La Commission européenne avait initialement défendu un projet visant à accorder un renouvellement pour dix ans. Mais cette proposition a été rejetée par plusieurs états et a été fortement critiquée par le Parlement européen. Aussi, la Commission a-t-elle dû revoir sa copie et défendait hier à huis clos une autorisation pour cinq ans. Nouvel échec. Aucune majorité qualifiée n’a été obtenue.
Abstention de l’Allemagne
Une majorité de pays (14) ont pourtant appuyé la proposition. Mais ils n’abritent que 37 % de la population européenne, quand la Commission doit réunir 55 % des états représentant 65 % des Européens. Le refus de la France de s’aligner sur le choix de la Commission a été déterminant. Alors que certains pays, dont la Belgique et le Luxembourg, avaient déjà annoncé leur objection, plusieurs états ont été encouragés par l’exemple de la France. Au total, neuf ont opposé leur véto et cinq se sont abstenus. Parmi eux, l’incontournable Allemagne. Les difficultés d’Angela Merkel pour constituer un nouveau gouvernement et ses négociations avec les Verts ont dicté cette position prudente. Désormais, la Commission européenne doit, en appel, soumettre à nouveau le même projet aux états le 28 ou le 29 novembre.
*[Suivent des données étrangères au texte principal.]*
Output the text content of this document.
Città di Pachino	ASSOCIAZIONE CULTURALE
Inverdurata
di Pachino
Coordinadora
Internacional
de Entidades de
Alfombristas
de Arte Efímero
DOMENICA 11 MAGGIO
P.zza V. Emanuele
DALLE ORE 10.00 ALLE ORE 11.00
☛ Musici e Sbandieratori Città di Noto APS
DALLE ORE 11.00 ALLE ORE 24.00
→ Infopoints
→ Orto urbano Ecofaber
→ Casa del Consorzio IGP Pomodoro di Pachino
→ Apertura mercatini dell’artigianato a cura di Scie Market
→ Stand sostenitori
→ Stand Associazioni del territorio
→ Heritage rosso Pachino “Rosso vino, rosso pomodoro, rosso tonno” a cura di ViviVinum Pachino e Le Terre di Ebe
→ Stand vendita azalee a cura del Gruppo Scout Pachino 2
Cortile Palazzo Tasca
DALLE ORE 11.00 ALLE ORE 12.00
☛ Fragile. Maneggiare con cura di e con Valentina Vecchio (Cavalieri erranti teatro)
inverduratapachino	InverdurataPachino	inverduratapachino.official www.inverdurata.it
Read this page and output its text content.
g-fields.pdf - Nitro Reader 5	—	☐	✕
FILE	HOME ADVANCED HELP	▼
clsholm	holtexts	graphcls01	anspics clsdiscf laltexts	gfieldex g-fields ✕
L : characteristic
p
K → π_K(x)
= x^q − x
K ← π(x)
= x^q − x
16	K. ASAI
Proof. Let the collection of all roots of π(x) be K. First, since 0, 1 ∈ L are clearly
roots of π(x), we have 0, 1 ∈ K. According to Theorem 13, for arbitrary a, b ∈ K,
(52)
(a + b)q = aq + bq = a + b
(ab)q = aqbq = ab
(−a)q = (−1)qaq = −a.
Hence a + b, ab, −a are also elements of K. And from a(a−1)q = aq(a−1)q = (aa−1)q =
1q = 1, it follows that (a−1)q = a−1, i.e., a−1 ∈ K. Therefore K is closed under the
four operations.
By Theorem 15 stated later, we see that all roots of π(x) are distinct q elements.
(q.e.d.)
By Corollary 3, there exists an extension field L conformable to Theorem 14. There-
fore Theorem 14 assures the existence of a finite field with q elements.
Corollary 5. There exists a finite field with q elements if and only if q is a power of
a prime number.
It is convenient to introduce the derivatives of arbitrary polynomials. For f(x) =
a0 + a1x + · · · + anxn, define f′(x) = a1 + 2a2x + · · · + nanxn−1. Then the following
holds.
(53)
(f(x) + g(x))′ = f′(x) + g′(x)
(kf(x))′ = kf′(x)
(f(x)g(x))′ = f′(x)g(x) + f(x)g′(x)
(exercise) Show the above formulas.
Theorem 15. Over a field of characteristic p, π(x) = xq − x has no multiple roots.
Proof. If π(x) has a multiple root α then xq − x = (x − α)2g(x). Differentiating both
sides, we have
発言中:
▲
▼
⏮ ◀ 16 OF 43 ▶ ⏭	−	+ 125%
En dehors d'une exceptionnelle acceptation (ce qui signifierait l’adhésion de l’Allemagne et le revirement de quelques autres pays), deux issues sont possibles : soit l’absence de majorité qualifiée qui permettrait à la Commission européenne une nouvelle autorisation unilatérale provisoire, soit un rejet à la majorité qualifiée de la proposition qui empêcherait au glyphosate d’obtenir une nouvelle licence.La SNCF livrée aux herbes folles
Cette voie n’est sans doute pas souhaitée par une grande partie de ceux qui hier ont rejeté le texte de la Commission européenne. Une interdiction brutale du glyphosate représenterait en effet une impasse pour un grand nombre d’agriculteurs qu’aucun état membre ne veut se risquer à favoriser. Depuis plusieurs semaines en effet, les manifestations de paysans se sont multipliées pour dénoncer l’absence d’alternative et relativiser la toxicité du glyphosate (qui pourtant pourrait être d’abord néfaste pour les agriculteurs, bien avant de représenter un risque réel pour les consommateurs).Les cultivateurs ne sont par ailleurs pas les seuls à s’inquiéter de la disparition de l’herbicide : en France, la SNCF, qui en est le premier consommateur, redoute une telle mesure. Aussi, plutôt qu’un abandon immédiat du glyphosate, les états qui ont entamé un bras de fer avec la Commission européenne attendent l’adoption d’un plan de sortie. Or, les propositions successives de Bruxelles ne visaient pas un tel objectif, qui pour plusieurs états dont la France et pour le Parlement européen, s’impose. « L’enjeu n’est pas de statuer sur trois, cinq ou dix ans de renouvellement mais bien de recentrer le débat sur la nécessité d’une proposition allant vers une interdiction progressive, accompagnée de mesures restrictives » résume Suzanne Dalle, chargée de campagne agriculture chez Geenpeace France, citée par Libération. Affaire encore et toujours à suivre.